VBAで同じセルやシートに対して複数の処理を行う場合、毎回同じオブジェクトを繰り返し書いているとコードが長くなりメンテナンスもしにくくなります。これを解消するのが With ステートメントです。
この記事では、With〜End With の基本的な使い方をセルとシートの例で解説します。
Withステートメントの使い方とは?
With の横にオブジェクトを一度指定すると、End With までの間はそのオブジェクトを省略して .(ドット)だけで続きのプロパティやメソッドを書けます。
With オブジェクト
.プロパティ = 値
.メソッド
End With
同じセルに複数の書式を設定するには?
セルA1に背景色・文字色・罫線をまとめて設定する例です。
Withなし(オブジェクトを毎回書く)
Cells(1, 1).Interior.Color = RGB(0, 0, 0)
Cells(1, 1).Font.Color = RGB(255, 255, 255)
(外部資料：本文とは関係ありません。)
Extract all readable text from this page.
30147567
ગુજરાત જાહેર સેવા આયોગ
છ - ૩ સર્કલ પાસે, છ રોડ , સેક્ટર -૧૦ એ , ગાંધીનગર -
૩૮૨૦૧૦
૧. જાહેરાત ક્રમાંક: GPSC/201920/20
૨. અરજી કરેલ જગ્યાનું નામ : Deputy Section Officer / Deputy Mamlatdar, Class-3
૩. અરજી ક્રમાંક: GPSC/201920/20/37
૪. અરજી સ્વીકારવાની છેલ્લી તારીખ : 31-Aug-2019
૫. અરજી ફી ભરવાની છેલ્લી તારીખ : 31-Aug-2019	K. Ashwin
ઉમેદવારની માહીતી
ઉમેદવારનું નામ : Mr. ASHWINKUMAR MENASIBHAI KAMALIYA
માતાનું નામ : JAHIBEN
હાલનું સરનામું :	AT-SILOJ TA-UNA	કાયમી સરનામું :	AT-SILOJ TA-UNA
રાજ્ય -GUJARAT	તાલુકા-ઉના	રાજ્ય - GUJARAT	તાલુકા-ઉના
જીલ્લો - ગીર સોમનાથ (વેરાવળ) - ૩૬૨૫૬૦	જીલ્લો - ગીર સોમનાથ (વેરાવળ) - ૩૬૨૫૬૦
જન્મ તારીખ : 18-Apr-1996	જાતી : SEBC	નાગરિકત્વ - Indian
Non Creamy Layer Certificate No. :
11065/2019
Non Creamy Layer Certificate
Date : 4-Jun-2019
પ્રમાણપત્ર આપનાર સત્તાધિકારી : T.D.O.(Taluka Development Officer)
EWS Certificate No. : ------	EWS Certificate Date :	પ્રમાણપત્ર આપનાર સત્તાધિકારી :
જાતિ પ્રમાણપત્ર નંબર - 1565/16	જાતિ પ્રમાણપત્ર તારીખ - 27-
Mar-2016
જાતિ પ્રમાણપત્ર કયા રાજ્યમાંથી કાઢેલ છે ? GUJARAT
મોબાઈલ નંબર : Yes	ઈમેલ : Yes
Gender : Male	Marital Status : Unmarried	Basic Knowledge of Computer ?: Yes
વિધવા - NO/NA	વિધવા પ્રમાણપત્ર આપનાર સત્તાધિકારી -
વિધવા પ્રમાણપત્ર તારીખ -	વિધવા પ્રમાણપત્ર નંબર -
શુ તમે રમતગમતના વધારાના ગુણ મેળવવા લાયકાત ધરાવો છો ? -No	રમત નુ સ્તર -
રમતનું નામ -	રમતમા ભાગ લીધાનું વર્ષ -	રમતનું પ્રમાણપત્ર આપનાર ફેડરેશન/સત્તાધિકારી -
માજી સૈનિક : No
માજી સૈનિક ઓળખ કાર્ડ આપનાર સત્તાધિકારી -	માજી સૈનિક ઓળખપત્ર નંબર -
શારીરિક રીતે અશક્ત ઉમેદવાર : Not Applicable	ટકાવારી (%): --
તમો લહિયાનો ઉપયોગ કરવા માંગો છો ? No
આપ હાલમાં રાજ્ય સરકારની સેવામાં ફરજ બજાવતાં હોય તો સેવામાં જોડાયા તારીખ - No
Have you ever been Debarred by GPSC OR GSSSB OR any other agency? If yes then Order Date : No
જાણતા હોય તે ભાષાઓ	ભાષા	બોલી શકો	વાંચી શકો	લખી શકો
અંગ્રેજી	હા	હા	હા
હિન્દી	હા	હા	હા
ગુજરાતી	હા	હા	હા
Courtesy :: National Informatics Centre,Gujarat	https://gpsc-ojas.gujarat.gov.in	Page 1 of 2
Cells(1, 1).Borders.LineStyle = xlContinuous
Withあり(すっきり)
With Cells(1, 1)
.Interior.Color = RGB(0, 0, 0) ' 背景色を黒に
.Font.Color = RGB(255, 255, 255) ' 文字色を白に
.Borders.LineStyle = xlContinuous ' 罫線を引く
End With
Cells(1, 1) の指定が1回で済み、コードが短くなります。後からセルのアドレスを変更する場合も1か所だけ直せばよいため修正ミスも防げます。
同じシートに複数の操作をまとめるには?
シートの名前・タブ色・セルへの入力をまとめて処理する例です。
With Sheets(1)
.Name = "一覧" ' シート名を設定
.Tab.Color = RGB(200, 200, 200) ' タブを灰色に
.Cells(1, 1).Value = "データ" ' A1セルに入力
End With
Sheets(1) を1回だけ書けば、その中の操作がすべて同じシートに対して実行されます。
まとめ
With オブジェクト〜End Withでオブジェクトを1回だけ指定してまとめて操作できる- 同じオブジェクトへの操作が2回以上あるときに使うとコードが短くすっきりする
- セル・シート・ワークブックなどあらゆるオブジェクトに使える
- 修正時にオブジェクトの指定が1か所だけで済むため変更ミスが減る
- 可読性・保守性の向上に直結する実務でよく使われる構文
よくある質問
Withの中でWithを入れ子にできますか?
できます。外側の With のオブジェクト内にある別のオブジェクトに対してさらに With を使えます。ただし深くなりすぎると読みにくくなるため、2〜3段程度が実用的な範囲です。
WithとSetで変数に代入する方法はどう使い分けますか?
同じオブジェクトを離れた場所で何度も参照する場合は Set 変数 = オブジェクト が便利です。1か所にまとまった操作を書く場合は With が適しています。場面に応じて使い分けましょう。
Withの中でIfやForを使えますか?
使えます。With〜End With の中に If〜End If や For〜Next を入れることができます。ただし End With と End If・Next の対応が崩れないよう、インデントを正しく書くことが大切です。
Withを使うと処理速度は変わりますか?
オブジェクトの参照回数が減るため、特に大量のプロパティ操作では若干の速度改善が期待できます。ただし体感できるほどの差が出るのは処理回数が多い場合に限られます。主な目的は可読性・保守性の向上と考えるのがよいです。
.(ドット)を書き忘れるとどうなりますか?
その作業は「迷子」になってしまいます。 たとえば With Sheets(1) と書いているのに、その中で .Name ではなく Name と書いてしまうと、VBAは「えっ、どの名前のこと?」と混乱したり、今たまたま開いている別の場所を操作しようとしたりします。「ドットは、Withで指定した相手とつながっている印」だと覚えましょう。